University of Queensland

A University of Queensland-led study has found multiple doses of anaesthetics do not compromise brain function in young children.

Professor Claire Wainwright from UQ's Child Health Research Centre said the result should reassure medical practitioners and parents with children needing repeated anaesthetics.

"Previous studies using young animals showed potential learning and behaviour changes and some studies that looked at groups of children raised concerns about brain changes," Professor Wainwright said.

"But animal studies don't always show how humans would react and the children with poorer outcomes may have them because of reasons linked to the disease or procedure that required the anaesthetic."

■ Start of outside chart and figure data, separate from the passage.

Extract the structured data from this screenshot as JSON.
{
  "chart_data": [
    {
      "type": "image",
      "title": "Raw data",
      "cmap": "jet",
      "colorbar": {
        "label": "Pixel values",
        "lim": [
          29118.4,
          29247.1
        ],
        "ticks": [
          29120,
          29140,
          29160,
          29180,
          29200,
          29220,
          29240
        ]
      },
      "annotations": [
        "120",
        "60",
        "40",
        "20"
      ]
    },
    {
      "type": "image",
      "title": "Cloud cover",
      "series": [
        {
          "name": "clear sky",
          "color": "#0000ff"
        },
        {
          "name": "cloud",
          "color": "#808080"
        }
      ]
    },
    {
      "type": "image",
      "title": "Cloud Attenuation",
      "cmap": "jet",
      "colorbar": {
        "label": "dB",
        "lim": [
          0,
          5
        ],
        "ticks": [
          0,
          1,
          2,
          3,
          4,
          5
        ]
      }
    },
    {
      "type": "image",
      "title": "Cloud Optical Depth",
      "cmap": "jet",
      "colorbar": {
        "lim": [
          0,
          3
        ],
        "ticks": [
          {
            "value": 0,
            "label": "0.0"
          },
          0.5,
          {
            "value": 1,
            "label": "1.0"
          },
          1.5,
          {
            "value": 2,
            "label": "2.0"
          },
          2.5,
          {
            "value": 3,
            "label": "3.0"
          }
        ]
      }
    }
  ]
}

The new study was part of a trial in Australia and New Zealand involving children aged under 5 years with cystic fibrosis.

Professor Andrew Davidson from the Murdoch Children's Research institute said the trial involved mucus collection from two groups of children providing researchers with the opportunity to study the impact of repeated anaesthetic doses.

"Fluid was collected from the lungs of one group under aesthetic while for the other group, throat swabs were used under no anaesthetic," Professor Davidson said.

"Our study showed the different techniques used for mucus extraction did not have any impact on the cystic fibrosis outcomes.

"When we examined whether the anaesthetics had any impact on cognitive or behavioural impacts, we found it did not.

"Multiple general anaesthesia exposure in those young children did not cause functional impairment in attention, IQ, executive function or brain structure in comparison to the group that had fewer anaesthetics."

The research was funded by National Health and Medical Research Council Australia, Queensland Government Health Service and Clinical Innovation Fellowship, and the Children's Hospital Foundation Queensland.

The research paper was published in Lancet Respiratory Medicine.